Comment vint derechef l'abbé de Vaulx au pays Albigeois pour raffermir les esprits presque abattus des Croisés.
Dans le même temps, le vénérable abbé de Vaulx-Cernay, Gui, cet homme excellent, qui embrassait d'un merveilleux amour les affaires de Jésus-Christ, et, après l'abbé de Cîteaux, était celui qui les poussait à bonne issue plus que tous les autres, était venu de France à Carcassonne, à telle fin que de réconforter les nôtres qui étaient alors dans un grand abattement; et telle était, comme nous l'avons dit, son ardeur pour les intérêts du Christ, que, dès l'origine de l'entreprise, il avait couru d'un et d'autre côté par la France, allant et prêchant en tous lieux.
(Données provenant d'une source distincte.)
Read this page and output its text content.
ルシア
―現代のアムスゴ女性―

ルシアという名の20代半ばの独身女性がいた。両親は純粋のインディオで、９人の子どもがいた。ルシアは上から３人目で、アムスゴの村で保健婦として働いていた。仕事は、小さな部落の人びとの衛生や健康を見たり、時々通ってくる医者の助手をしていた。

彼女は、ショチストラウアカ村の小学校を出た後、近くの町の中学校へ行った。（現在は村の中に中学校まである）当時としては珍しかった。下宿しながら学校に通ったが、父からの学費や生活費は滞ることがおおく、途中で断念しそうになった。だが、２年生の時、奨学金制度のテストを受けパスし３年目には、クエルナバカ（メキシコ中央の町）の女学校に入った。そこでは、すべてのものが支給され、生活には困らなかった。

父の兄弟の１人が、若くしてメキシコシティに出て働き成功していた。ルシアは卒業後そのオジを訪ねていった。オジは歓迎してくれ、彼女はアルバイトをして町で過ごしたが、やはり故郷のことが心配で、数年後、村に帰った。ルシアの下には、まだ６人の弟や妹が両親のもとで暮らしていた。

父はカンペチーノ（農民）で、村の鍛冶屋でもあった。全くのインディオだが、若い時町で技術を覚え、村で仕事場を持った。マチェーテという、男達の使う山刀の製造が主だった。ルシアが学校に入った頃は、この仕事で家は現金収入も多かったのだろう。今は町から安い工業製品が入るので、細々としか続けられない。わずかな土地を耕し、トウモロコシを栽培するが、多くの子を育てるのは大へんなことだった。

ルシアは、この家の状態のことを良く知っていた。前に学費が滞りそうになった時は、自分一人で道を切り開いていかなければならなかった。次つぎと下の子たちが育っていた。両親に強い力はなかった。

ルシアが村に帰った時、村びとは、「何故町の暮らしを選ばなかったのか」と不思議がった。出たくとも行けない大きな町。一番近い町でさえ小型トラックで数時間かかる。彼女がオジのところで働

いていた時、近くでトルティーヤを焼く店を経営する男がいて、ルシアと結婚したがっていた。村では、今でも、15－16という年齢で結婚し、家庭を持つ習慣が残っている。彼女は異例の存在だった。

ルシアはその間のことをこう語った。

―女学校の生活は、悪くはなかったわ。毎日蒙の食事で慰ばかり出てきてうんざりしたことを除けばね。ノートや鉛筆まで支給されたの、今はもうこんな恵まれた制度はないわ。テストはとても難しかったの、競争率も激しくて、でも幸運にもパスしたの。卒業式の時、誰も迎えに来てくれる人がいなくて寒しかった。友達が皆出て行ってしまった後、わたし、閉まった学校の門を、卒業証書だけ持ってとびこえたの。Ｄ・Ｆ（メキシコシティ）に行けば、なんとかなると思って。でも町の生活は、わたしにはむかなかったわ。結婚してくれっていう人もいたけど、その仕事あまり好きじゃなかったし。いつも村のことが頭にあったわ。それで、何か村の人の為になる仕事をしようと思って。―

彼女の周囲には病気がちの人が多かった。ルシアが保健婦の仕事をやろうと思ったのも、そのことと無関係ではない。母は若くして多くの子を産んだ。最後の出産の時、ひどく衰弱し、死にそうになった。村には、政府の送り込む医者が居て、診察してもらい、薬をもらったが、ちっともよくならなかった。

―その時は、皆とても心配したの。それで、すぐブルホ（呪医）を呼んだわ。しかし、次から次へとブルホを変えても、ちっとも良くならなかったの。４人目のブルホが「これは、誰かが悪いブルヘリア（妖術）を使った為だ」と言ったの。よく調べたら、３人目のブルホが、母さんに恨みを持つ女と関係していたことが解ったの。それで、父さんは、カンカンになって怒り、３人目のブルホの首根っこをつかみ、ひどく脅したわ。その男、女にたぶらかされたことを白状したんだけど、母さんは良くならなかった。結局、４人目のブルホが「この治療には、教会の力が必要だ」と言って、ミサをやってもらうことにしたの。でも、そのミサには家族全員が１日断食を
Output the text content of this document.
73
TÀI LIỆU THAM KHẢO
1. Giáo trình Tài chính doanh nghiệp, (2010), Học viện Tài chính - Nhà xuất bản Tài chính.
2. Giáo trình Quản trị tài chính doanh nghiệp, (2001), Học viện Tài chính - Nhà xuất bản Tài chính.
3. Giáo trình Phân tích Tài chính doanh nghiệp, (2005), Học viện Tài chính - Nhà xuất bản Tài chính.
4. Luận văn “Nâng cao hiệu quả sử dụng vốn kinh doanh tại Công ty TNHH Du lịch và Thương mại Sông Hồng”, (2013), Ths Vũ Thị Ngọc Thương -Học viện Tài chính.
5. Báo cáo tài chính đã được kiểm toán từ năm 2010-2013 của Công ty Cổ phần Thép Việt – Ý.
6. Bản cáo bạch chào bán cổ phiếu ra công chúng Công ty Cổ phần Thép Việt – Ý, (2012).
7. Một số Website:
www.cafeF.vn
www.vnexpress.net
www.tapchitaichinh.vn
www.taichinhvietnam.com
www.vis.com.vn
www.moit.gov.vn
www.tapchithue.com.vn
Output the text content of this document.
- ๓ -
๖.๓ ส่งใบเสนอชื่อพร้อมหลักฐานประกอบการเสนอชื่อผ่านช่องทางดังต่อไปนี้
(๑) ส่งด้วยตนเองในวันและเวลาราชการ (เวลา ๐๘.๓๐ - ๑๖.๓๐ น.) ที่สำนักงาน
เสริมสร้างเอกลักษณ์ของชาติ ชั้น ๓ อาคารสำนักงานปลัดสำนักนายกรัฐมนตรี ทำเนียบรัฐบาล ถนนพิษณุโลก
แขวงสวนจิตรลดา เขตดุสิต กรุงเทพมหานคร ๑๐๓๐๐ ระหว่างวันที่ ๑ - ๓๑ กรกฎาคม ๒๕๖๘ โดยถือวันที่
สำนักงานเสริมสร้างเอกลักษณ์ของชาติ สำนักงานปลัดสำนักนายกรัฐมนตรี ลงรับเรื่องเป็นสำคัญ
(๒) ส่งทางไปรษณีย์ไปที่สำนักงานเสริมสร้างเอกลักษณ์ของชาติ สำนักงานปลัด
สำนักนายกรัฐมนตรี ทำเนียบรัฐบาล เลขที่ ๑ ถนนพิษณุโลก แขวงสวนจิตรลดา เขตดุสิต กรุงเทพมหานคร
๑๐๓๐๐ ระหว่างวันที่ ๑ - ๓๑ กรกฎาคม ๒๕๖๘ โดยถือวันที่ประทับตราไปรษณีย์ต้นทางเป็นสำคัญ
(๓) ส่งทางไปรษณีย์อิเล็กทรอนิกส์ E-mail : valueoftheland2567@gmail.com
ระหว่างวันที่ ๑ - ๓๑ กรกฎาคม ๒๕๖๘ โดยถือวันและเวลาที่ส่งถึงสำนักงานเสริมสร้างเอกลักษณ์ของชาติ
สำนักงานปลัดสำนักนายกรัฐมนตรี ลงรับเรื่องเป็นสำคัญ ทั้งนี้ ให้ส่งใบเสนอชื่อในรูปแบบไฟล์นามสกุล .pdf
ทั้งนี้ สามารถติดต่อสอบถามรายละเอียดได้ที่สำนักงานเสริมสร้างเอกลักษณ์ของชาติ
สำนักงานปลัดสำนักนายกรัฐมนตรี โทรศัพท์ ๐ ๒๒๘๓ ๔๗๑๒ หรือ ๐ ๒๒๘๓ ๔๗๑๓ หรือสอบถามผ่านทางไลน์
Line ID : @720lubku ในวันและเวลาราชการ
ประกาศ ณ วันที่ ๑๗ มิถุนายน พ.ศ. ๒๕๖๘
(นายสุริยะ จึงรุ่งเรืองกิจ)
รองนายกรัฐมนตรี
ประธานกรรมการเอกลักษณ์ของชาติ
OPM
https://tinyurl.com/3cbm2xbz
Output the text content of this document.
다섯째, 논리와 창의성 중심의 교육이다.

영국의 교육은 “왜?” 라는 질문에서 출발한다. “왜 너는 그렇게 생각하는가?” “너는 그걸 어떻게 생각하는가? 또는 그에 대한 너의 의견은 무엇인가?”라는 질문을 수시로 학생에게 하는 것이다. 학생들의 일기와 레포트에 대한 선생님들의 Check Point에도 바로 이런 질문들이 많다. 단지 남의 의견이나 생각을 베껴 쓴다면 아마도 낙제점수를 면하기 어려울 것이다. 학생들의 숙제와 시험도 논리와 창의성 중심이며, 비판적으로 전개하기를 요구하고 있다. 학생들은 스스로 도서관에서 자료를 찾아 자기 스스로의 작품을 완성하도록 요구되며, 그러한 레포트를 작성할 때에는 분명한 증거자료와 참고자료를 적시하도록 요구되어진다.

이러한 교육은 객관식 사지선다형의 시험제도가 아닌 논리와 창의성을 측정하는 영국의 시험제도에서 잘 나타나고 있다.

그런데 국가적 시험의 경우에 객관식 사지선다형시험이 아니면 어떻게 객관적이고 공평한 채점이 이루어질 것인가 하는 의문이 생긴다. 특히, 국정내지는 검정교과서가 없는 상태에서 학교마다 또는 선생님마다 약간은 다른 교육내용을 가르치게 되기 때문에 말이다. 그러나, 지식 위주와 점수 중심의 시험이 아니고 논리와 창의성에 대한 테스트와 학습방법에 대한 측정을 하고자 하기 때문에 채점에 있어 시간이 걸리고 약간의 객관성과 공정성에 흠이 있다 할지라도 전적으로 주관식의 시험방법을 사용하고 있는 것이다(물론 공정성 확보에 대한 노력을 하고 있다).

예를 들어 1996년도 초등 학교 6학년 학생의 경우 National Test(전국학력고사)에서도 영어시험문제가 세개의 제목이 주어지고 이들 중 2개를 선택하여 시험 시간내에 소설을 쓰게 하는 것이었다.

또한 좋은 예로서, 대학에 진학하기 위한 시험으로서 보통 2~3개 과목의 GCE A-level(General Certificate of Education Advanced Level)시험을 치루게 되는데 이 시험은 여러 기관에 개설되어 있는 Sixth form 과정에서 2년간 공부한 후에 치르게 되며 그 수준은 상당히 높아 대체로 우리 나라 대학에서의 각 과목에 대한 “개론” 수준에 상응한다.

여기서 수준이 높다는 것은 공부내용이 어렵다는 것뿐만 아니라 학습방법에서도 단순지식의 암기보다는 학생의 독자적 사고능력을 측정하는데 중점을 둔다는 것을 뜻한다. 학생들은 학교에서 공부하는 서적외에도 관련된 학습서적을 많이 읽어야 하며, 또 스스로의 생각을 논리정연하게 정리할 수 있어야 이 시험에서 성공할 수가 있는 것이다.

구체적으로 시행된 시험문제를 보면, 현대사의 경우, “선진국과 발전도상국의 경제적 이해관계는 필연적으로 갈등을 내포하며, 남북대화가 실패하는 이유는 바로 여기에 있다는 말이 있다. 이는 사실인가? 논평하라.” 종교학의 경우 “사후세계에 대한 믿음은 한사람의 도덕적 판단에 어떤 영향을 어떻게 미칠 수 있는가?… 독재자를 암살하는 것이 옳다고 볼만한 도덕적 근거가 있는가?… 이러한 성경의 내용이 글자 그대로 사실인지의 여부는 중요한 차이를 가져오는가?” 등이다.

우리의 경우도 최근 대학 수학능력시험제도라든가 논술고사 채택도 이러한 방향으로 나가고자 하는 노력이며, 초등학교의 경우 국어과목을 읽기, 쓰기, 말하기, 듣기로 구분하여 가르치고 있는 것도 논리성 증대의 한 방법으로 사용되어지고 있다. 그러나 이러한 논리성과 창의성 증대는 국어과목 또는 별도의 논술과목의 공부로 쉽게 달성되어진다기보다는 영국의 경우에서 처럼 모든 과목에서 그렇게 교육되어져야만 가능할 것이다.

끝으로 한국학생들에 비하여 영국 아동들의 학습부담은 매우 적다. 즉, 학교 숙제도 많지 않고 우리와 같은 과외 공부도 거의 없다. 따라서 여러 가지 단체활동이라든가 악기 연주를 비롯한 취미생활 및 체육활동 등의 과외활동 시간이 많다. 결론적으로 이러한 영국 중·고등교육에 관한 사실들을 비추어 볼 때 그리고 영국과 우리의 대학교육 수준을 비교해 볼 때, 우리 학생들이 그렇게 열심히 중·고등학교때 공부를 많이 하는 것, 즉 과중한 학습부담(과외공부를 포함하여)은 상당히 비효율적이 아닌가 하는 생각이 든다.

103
Or ceux qui étaient en la cité de Carcassonne ressentaient un tel trouble et frayeur si grande, que, désespérant, peu s'en fallait, entièrement, ils ne songeaient plus qu'à la fuite, étant de toutes parts enfermés par d'innombrables et très-puissans ennemis. Mais cet homme de vertu, au nom de celui qui donne le succès avec les épreuves, mitigeait chaque jour par de salutaires avertissemens leur accablement et leurs craintes.